Trop longtemps mal distribué en France et surtout amputé de deux séquences indispensables (un pacte de sang proche de la sorcellerie et le meurtre originel d'une fillette), Assaut est enfin disponible en France dans son montage intégral et dans une qualité d'image totalement inédite.
Premier « vrai » long-métrage de John Carpenter après Dark Star, film de fin d'étude foutraque et délirant cosigné par Dan O'Bannon, Assaut est comme toutes les premières œuvres des grands cinéastes une relecture des origines et références de l'auteur, mais aussi un terreau évident pour toutes ses productions futures. Tourné pour une bouchée de pain en trois semaines, Assault on Precinct 13 est un film d'action volontairement bis, surfant sur la vague de l'époque, qui réussit le croisement improbable et élégant entre le conditionnement économique (reprendre différents concepts du récents La Nuit des morts-vivants) tout en assouvissant une cinéphilie débordante, permettant notamment de rendre hommage au brillant Rio Bravo d'Howard Hawks. En résulte un rejeton étrange, qui cultive comme ses deux parents involontaires le lieu clos assiégé par une menace extérieure implacable, une masse incoercible. Dans les locaux du commissariat bientôt condamné (dans tous les sens du terme), on est amené à suivre quelques hommes et femmes dont les dialogues concis sonnent comme autant de munitions manquantes.
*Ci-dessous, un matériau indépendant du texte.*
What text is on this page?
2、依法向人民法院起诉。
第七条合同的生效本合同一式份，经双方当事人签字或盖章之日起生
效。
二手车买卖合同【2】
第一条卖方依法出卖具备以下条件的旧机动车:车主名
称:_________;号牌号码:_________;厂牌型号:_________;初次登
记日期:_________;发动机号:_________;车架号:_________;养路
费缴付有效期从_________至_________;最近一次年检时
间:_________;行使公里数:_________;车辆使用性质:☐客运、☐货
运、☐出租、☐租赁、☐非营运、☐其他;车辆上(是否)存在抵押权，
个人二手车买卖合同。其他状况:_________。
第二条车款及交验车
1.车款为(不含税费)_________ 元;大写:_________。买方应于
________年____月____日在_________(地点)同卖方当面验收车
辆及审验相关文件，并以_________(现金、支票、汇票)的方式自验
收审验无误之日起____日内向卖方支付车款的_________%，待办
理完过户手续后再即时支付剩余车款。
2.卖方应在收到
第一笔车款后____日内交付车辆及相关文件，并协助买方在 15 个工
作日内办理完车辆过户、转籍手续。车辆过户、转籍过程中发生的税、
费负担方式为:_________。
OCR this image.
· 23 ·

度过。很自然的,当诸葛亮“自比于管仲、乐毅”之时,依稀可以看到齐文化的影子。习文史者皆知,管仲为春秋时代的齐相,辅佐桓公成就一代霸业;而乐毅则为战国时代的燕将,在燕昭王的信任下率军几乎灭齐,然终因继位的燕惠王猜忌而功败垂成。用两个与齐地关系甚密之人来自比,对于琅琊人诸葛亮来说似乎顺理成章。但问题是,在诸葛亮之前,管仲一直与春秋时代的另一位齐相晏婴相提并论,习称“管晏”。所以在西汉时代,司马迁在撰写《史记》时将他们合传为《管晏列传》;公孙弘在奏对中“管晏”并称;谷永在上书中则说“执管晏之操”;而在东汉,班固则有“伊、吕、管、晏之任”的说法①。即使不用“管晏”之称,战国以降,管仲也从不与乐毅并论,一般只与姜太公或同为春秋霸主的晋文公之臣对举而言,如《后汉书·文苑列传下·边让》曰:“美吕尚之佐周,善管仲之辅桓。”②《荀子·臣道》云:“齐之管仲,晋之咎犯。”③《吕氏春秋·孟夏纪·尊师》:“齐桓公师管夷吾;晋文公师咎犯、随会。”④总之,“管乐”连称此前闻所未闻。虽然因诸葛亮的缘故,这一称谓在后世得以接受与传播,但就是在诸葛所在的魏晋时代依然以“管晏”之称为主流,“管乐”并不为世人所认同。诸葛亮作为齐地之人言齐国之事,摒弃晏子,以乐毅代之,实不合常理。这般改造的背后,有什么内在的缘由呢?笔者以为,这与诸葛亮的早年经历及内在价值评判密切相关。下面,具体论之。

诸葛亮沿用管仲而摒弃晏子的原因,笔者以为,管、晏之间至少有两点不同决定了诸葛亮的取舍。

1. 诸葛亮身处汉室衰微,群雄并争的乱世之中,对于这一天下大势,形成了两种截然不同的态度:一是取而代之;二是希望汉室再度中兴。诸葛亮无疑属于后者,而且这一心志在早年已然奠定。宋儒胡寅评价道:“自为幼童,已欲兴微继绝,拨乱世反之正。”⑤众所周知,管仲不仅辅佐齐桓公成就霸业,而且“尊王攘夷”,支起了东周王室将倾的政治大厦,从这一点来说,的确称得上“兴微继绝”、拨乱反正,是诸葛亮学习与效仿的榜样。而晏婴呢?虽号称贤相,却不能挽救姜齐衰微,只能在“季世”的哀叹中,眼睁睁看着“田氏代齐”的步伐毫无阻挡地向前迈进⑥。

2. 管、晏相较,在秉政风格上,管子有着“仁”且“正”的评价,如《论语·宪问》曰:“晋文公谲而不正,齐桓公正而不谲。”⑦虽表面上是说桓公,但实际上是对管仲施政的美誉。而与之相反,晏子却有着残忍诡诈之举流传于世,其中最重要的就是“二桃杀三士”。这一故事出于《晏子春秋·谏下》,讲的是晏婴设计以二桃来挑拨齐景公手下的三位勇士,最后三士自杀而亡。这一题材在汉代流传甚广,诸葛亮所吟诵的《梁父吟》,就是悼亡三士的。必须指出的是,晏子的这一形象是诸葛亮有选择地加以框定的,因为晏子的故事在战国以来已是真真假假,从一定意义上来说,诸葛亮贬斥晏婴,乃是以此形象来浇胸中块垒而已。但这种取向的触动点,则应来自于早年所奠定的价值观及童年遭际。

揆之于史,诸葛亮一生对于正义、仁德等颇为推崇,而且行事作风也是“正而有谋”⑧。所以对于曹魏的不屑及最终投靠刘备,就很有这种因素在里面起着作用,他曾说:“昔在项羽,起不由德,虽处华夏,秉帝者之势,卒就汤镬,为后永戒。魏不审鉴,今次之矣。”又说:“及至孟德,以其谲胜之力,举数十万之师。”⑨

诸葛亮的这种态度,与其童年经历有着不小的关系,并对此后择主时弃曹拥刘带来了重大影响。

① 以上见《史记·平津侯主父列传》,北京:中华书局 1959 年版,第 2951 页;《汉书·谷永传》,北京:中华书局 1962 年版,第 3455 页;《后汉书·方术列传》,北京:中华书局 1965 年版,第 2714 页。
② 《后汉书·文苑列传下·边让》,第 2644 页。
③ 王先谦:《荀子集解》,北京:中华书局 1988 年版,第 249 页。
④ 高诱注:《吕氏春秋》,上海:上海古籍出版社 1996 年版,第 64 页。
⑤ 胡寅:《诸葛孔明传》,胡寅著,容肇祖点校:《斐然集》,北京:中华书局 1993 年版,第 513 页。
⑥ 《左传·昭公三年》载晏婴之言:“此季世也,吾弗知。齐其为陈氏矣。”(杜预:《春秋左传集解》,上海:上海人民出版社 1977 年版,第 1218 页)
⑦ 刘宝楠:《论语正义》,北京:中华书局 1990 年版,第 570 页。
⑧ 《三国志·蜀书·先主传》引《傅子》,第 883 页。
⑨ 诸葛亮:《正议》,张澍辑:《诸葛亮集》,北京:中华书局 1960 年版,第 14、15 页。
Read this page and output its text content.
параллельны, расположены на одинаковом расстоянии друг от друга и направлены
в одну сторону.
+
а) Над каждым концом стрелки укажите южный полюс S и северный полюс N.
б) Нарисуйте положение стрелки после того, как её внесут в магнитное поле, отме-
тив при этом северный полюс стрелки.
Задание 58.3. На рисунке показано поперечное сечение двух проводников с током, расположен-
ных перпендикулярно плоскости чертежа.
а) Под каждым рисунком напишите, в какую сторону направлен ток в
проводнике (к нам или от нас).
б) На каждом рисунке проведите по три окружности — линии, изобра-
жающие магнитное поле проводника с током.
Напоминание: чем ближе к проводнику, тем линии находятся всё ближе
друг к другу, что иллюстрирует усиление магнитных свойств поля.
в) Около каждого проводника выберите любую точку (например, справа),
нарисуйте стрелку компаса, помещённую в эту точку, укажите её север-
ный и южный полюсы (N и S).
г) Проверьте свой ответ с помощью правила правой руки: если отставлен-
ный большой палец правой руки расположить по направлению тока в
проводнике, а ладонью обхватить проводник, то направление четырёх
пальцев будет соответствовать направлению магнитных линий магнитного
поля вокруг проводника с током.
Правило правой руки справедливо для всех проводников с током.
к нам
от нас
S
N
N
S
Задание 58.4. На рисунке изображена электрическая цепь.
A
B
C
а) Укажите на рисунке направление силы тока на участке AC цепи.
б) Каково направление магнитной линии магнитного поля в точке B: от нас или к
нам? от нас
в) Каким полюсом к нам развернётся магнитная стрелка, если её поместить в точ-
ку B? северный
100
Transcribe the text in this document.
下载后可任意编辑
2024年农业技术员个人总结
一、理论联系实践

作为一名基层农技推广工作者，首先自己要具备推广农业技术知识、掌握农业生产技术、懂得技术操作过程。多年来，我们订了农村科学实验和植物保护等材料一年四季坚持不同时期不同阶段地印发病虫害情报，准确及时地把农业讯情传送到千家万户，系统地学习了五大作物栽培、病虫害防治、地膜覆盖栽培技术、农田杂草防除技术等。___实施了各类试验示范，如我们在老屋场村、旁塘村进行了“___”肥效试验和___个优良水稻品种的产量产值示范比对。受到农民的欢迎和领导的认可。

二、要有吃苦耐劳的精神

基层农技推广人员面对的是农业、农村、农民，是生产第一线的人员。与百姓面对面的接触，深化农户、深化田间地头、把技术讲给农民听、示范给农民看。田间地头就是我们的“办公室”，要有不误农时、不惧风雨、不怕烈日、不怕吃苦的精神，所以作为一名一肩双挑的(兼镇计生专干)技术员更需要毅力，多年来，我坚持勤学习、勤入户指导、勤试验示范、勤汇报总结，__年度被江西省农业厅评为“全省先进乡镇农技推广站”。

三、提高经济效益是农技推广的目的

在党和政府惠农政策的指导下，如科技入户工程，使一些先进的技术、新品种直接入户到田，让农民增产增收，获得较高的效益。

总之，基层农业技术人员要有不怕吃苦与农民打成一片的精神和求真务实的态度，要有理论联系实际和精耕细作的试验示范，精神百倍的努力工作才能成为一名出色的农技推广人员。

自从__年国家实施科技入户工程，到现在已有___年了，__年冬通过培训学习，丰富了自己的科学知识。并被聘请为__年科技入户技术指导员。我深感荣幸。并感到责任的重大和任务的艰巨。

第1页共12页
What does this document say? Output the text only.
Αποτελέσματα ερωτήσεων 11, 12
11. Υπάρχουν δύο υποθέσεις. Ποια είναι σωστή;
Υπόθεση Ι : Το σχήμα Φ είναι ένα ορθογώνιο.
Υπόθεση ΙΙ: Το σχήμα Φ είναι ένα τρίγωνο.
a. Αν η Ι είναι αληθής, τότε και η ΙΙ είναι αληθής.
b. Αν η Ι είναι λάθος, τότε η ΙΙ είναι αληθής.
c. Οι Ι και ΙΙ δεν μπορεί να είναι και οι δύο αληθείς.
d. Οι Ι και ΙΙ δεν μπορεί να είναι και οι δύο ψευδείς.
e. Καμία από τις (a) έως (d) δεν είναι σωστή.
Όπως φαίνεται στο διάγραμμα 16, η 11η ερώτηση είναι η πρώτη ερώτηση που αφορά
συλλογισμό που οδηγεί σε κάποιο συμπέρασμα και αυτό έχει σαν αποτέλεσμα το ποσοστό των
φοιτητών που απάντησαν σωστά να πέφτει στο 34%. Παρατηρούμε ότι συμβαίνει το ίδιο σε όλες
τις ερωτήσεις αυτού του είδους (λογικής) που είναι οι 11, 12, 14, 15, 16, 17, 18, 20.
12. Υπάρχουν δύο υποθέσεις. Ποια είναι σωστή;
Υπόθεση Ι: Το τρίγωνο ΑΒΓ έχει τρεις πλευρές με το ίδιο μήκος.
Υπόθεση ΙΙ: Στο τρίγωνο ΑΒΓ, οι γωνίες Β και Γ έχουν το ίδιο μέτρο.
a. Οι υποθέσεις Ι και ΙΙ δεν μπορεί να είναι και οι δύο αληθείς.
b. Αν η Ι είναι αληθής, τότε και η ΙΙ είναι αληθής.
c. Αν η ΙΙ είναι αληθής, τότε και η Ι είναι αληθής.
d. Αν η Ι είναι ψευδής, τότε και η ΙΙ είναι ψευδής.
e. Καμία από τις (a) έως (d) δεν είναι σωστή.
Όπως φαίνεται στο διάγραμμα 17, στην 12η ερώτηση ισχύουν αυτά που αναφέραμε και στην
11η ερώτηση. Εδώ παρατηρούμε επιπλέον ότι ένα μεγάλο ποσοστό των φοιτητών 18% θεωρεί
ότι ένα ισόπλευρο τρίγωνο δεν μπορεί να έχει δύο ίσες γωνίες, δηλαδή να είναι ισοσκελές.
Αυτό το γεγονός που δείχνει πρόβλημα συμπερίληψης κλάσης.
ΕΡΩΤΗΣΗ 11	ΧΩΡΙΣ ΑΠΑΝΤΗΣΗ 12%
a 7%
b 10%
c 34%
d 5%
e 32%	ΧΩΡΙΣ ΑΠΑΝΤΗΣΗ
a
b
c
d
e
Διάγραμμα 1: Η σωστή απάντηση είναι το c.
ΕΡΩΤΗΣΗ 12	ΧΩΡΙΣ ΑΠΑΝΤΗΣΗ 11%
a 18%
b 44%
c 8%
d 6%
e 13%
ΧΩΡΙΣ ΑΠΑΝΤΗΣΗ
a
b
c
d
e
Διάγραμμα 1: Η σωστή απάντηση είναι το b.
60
Le scénario va à l'épure, à l'efficacité absolue, rapprochant d'autant plus ses figures de condamnés fatalistes de grands héros westerniens. Leurs valeurs sont similaires, tout comme l'esthétique globale, nourrissant à merveille un Panavision lent et éclatant, chargeant chaque image avec une plastique pure, ample et claustrophobique à la fois.
Tout le talent de Carpenter est déjà bel et bien présent, en particulier dans un montage (signé sous le pseudo John T. Chance, personnage incarné par John Wayne dans Rio Bravo) à la mathématique et à l'efficacité sidérante, rebondissant sur une bande sonore électronique entêtante et pesante. Une musique forcément composée par le cinéaste en personne, qui justement dénote avec la nature « logique » du film, l'éloignant autant du polar que du western basique pour l'entraîner vers un ailleurs inquiétant, une nouvelle frontière qui flirte avec un fantastique impalpable. Montrés comme une bande de trafiquants de drogue et d'armes dans l'ouverture, les assaillants perdent ainsi progressivement toute identité définissable pour devenir une masse sans visage, jaillissant du hors champ, s'insinuant presque dans le décor comme un virus, et devenant une menace aussi réelle et organique que la vision d'un mal parfait dont les rejetons feront rapidement leur apparition dans Halloween (Michael Myers use des mêmes techniques), Vampires ou le terrifiant Prince des ténèbres. Le mélange est en tout cas étonnant, d'une modernité évidente, qui permet au passage à Assaut de s'écarter naturellement du brûlot politique républicain qu'il aurait pu être, pour s'apparenter à une évocation plus universelle du combat du bien contre le mal, de l'ultime résistance d'antihéros blasés contre une menace purement cinématographique.